Use Flow 1 (batch pipeline) as the primary solution for most enterprise deployments:

  • Preserves full-fidelity data for authorized debugging.
  • Optimizes query performance through materialization.
  • Supports GDPR compliance with auto-TTL retention on raw data.
  • Handles both PII redaction and trace filtering in one pipeline.
  • Is fully managed with built-in monitoring and alerting.
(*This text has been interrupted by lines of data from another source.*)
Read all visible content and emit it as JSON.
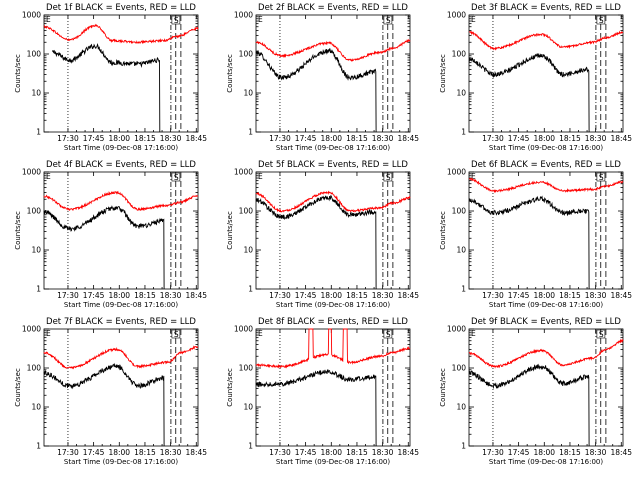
{
  "figure": {
    "ylabel": "Counts/sec",
    "xlabel": "Start Time (09-Dec-08 17:16:00)",
    "colors": {
      "events": "#000000",
      "lld": "#ff0000"
    }
  },
  "chart_data": [
    {
      "type": "line",
      "title": "Det 1f BLACK = Events, RED = LLD",
      "corner_label": "E",
      "marker_label": "S",
      "xlabel": "Start Time (09-Dec-08 17:16:00)",
      "ylabel": "Counts/sec",
      "yscale": "log",
      "ylim": [
        1,
        1000
      ],
      "xlim": [
        0,
        5400
      ],
      "x_ticks": [
        "17:30",
        "17:45",
        "18:00",
        "18:15",
        "18:30",
        "18:45"
      ],
      "y_ticks": [
        "1",
        "10",
        "100",
        "1000"
      ],
      "series": [
        {
          "name": "Events",
          "anchors": [
            [
              300,
              110
            ],
            [
              900,
              70
            ],
            [
              1800,
              160
            ],
            [
              2400,
              60
            ],
            [
              3300,
              55
            ],
            [
              4050,
              70
            ]
          ]
        },
        {
          "name": "LLD",
          "anchors": [
            [
              0,
              500
            ],
            [
              900,
              230
            ],
            [
              1800,
              540
            ],
            [
              2400,
              220
            ],
            [
              3300,
              200
            ],
            [
              4200,
              220
            ],
            [
              4650,
              280
            ],
            [
              5400,
              450
            ]
          ]
        }
      ]
    },
    {
      "type": "line",
      "title": "Det 2f BLACK = Events, RED = LLD",
      "corner_label": "E",
      "marker_label": "S",
      "xlabel": "Start Time (09-Dec-08 17:16:00)",
      "ylabel": "Counts/sec",
      "yscale": "log",
      "ylim": [
        1,
        1000
      ],
      "xlim": [
        0,
        5400
      ],
      "x_ticks": [
        "17:30",
        "17:45",
        "18:00",
        "18:15",
        "18:30",
        "18:45"
      ],
      "y_ticks": [
        "1",
        "10",
        "100",
        "1000"
      ],
      "series": [
        {
          "name": "Events",
          "anchors": [
            [
              0,
              110
            ],
            [
              900,
              25
            ],
            [
              2550,
              120
            ],
            [
              3300,
              25
            ],
            [
              4200,
              35
            ]
          ]
        },
        {
          "name": "LLD",
          "anchors": [
            [
              0,
              200
            ],
            [
              900,
              90
            ],
            [
              2550,
              190
            ],
            [
              3300,
              70
            ],
            [
              4350,
              110
            ],
            [
              4800,
              140
            ],
            [
              5400,
              220
            ]
          ]
        }
      ]
    },
    {
      "type": "line",
      "title": "Det 3f BLACK = Events, RED = LLD",
      "corner_label": "E",
      "marker_label": "S",
      "xlabel": "Start Time (09-Dec-08 17:16:00)",
      "ylabel": "Counts/sec",
      "yscale": "log",
      "ylim": [
        1,
        1000
      ],
      "xlim": [
        0,
        5400
      ],
      "x_ticks": [
        "17:30",
        "17:45",
        "18:00",
        "18:15",
        "18:30",
        "18:45"
      ],
      "y_ticks": [
        "1",
        "10",
        "100",
        "1000"
      ],
      "series": [
        {
          "name": "Events",
          "anchors": [
            [
              0,
              75
            ],
            [
              900,
              30
            ],
            [
              2550,
              90
            ],
            [
              3300,
              30
            ],
            [
              4200,
              40
            ]
          ]
        },
        {
          "name": "LLD",
          "anchors": [
            [
              0,
              360
            ],
            [
              900,
              140
            ],
            [
              2550,
              320
            ],
            [
              3300,
              150
            ],
            [
              4350,
              200
            ],
            [
              4800,
              260
            ],
            [
              5400,
              360
            ]
          ]
        }
      ]
    },
    {
      "type": "line",
      "title": "Det 4f BLACK = Events, RED = LLD",
      "corner_label": "E",
      "marker_label": "S",
      "xlabel": "Start Time (09-Dec-08 17:16:00)",
      "ylabel": "Counts/sec",
      "yscale": "log",
      "ylim": [
        1,
        1000
      ],
      "xlim": [
        0,
        5400
      ],
      "x_ticks": [
        "17:30",
        "17:45",
        "18:00",
        "18:15",
        "18:30",
        "18:45"
      ],
      "y_ticks": [
        "1",
        "10",
        "100",
        "1000"
      ],
      "series": [
        {
          "name": "Events",
          "anchors": [
            [
              0,
              95
            ],
            [
              900,
              35
            ],
            [
              2550,
              120
            ],
            [
              3300,
              40
            ],
            [
              4200,
              55
            ]
          ]
        },
        {
          "name": "LLD",
          "anchors": [
            [
              0,
              240
            ],
            [
              900,
              110
            ],
            [
              2550,
              300
            ],
            [
              3300,
              110
            ],
            [
              4350,
              140
            ],
            [
              4800,
              170
            ],
            [
              5400,
              250
            ]
          ]
        }
      ]
    },
    {
      "type": "line",
      "title": "Det 5f BLACK = Events, RED = LLD",
      "corner_label": "E",
      "marker_label": "S",
      "xlabel": "Start Time (09-Dec-08 17:16:00)",
      "ylabel": "Counts/sec",
      "yscale": "log",
      "ylim": [
        1,
        1000
      ],
      "xlim": [
        0,
        5400
      ],
      "x_ticks": [
        "17:30",
        "17:45",
        "18:00",
        "18:15",
        "18:30",
        "18:45"
      ],
      "y_ticks": [
        "1",
        "10",
        "100",
        "1000"
      ],
      "series": [
        {
          "name": "Events",
          "anchors": [
            [
              0,
              190
            ],
            [
              900,
              70
            ],
            [
              2550,
              220
            ],
            [
              3300,
              80
            ],
            [
              4200,
              95
            ]
          ]
        },
        {
          "name": "LLD",
          "anchors": [
            [
              0,
              280
            ],
            [
              900,
              100
            ],
            [
              2550,
              300
            ],
            [
              3300,
              100
            ],
            [
              4350,
              120
            ],
            [
              4800,
              160
            ],
            [
              5400,
              220
            ]
          ]
        }
      ]
    },
    {
      "type": "line",
      "title": "Det 6f BLACK = Events, RED = LLD",
      "corner_label": "E",
      "marker_label": "S",
      "xlabel": "Start Time (09-Dec-08 17:16:00)",
      "ylabel": "Counts/sec",
      "yscale": "log",
      "ylim": [
        1,
        1000
      ],
      "xlim": [
        0,
        5400
      ],
      "x_ticks": [
        "17:30",
        "17:45",
        "18:00",
        "18:15",
        "18:30",
        "18:45"
      ],
      "y_ticks": [
        "1",
        "10",
        "100",
        "1000"
      ],
      "series": [
        {
          "name": "Events",
          "anchors": [
            [
              0,
              190
            ],
            [
              900,
              90
            ],
            [
              2550,
              200
            ],
            [
              3300,
              90
            ],
            [
              4200,
              100
            ]
          ]
        },
        {
          "name": "LLD",
          "anchors": [
            [
              0,
              650
            ],
            [
              900,
              330
            ],
            [
              2550,
              550
            ],
            [
              3300,
              330
            ],
            [
              4350,
              360
            ],
            [
              4800,
              430
            ],
            [
              5400,
              560
            ]
          ]
        }
      ]
    },
    {
      "type": "line",
      "title": "Det 7f BLACK = Events, RED = LLD",
      "corner_label": "E",
      "marker_label": "S",
      "xlabel": "Start Time (09-Dec-08 17:16:00)",
      "ylabel": "Counts/sec",
      "yscale": "log",
      "ylim": [
        1,
        1000
      ],
      "xlim": [
        0,
        5400
      ],
      "x_ticks": [
        "17:30",
        "17:45",
        "18:00",
        "18:15",
        "18:30",
        "18:45"
      ],
      "y_ticks": [
        "1",
        "10",
        "100",
        "1000"
      ],
      "series": [
        {
          "name": "Events",
          "anchors": [
            [
              0,
              75
            ],
            [
              900,
              35
            ],
            [
              2550,
              110
            ],
            [
              3300,
              35
            ],
            [
              4200,
              55
            ]
          ]
        },
        {
          "name": "LLD",
          "anchors": [
            [
              0,
              250
            ],
            [
              900,
              100
            ],
            [
              2550,
              300
            ],
            [
              3300,
              110
            ],
            [
              4350,
              140
            ],
            [
              4800,
              250
            ],
            [
              5400,
              350
            ]
          ]
        }
      ]
    },
    {
      "type": "line",
      "title": "Det 8f BLACK = Events, RED = LLD",
      "corner_label": "E",
      "marker_label": "S",
      "xlabel": "Start Time (09-Dec-08 17:16:00)",
      "ylabel": "Counts/sec",
      "yscale": "log",
      "ylim": [
        1,
        1000
      ],
      "xlim": [
        0,
        5400
      ],
      "x_ticks": [
        "17:30",
        "17:45",
        "18:00",
        "18:15",
        "18:30",
        "18:45"
      ],
      "y_ticks": [
        "1",
        "10",
        "100",
        "1000"
      ],
      "series": [
        {
          "name": "Events",
          "anchors": [
            [
              0,
              38
            ],
            [
              900,
              40
            ],
            [
              2550,
              80
            ],
            [
              3300,
              50
            ],
            [
              4200,
              60
            ]
          ]
        },
        {
          "name": "LLD",
          "anchors": [
            [
              0,
              120
            ],
            [
              900,
              110
            ],
            [
              2550,
              220
            ],
            [
              3300,
              140
            ],
            [
              4350,
              200
            ],
            [
              4800,
              250
            ],
            [
              5400,
              320
            ]
          ],
          "spikes": [
            [
              1850,
              2000,
              1000
            ],
            [
              2550,
              2650,
              1000
            ],
            [
              3050,
              3200,
              1000
            ]
          ]
        }
      ]
    },
    {
      "type": "line",
      "title": "Det 9f BLACK = Events, RED = LLD",
      "corner_label": "E",
      "marker_label": "S",
      "xlabel": "Start Time (09-Dec-08 17:16:00)",
      "ylabel": "Counts/sec",
      "yscale": "log",
      "ylim": [
        1,
        1000
      ],
      "xlim": [
        0,
        5400
      ],
      "x_ticks": [
        "17:30",
        "17:45",
        "18:00",
        "18:15",
        "18:30",
        "18:45"
      ],
      "y_ticks": [
        "1",
        "10",
        "100",
        "1000"
      ],
      "series": [
        {
          "name": "Events",
          "anchors": [
            [
              0,
              75
            ],
            [
              900,
              35
            ],
            [
              2550,
              110
            ],
            [
              3300,
              40
            ],
            [
              4200,
              60
            ]
          ]
        },
        {
          "name": "LLD",
          "anchors": [
            [
              0,
              240
            ],
            [
              900,
              110
            ],
            [
              2550,
              280
            ],
            [
              3300,
              120
            ],
            [
              4350,
              180
            ],
            [
              4800,
              300
            ],
            [
              5400,
              500
            ]
          ]
        }
      ]
    }
  ]
}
Use Flow 2 (view-based) as a lightweight option for low-query-volume scenarios, or as a quick interim solution while you set up Flow 1.

Prerequisites

  • AI Functions enabled — requires a SQL warehouse or serverless compute with AI Functions access.
  • Unity Catalog — OTel traces must be stored in Unity Catalog tables with MLflow trace-to-Unity Catalog binding configured. See Store OpenTelemetry traces in Unity Catalog.
  • Service principal — for pipeline execution, with appropriate grants on the source tables.
  • Foundation model endpointai_mask uses a foundation model. Verify that the endpoint is available and sized for throughput.

Implementation checklist

  • Validate ai_mask behavior on VARIANT columns with sample OTel span data.
  • Benchmark ai_mask throughput to size the pipeline schedule interval.
  • Define the allowlisted attribute keys that should skip redaction.
  • Set up access control groups (raw access versus redacted access).
  • Configure auto-TTL for raw table retention (or a scheduled DELETE and VACUUM job if strict deletion timing is required).
  • Build a monitoring dashboard for pipeline health and redaction coverage.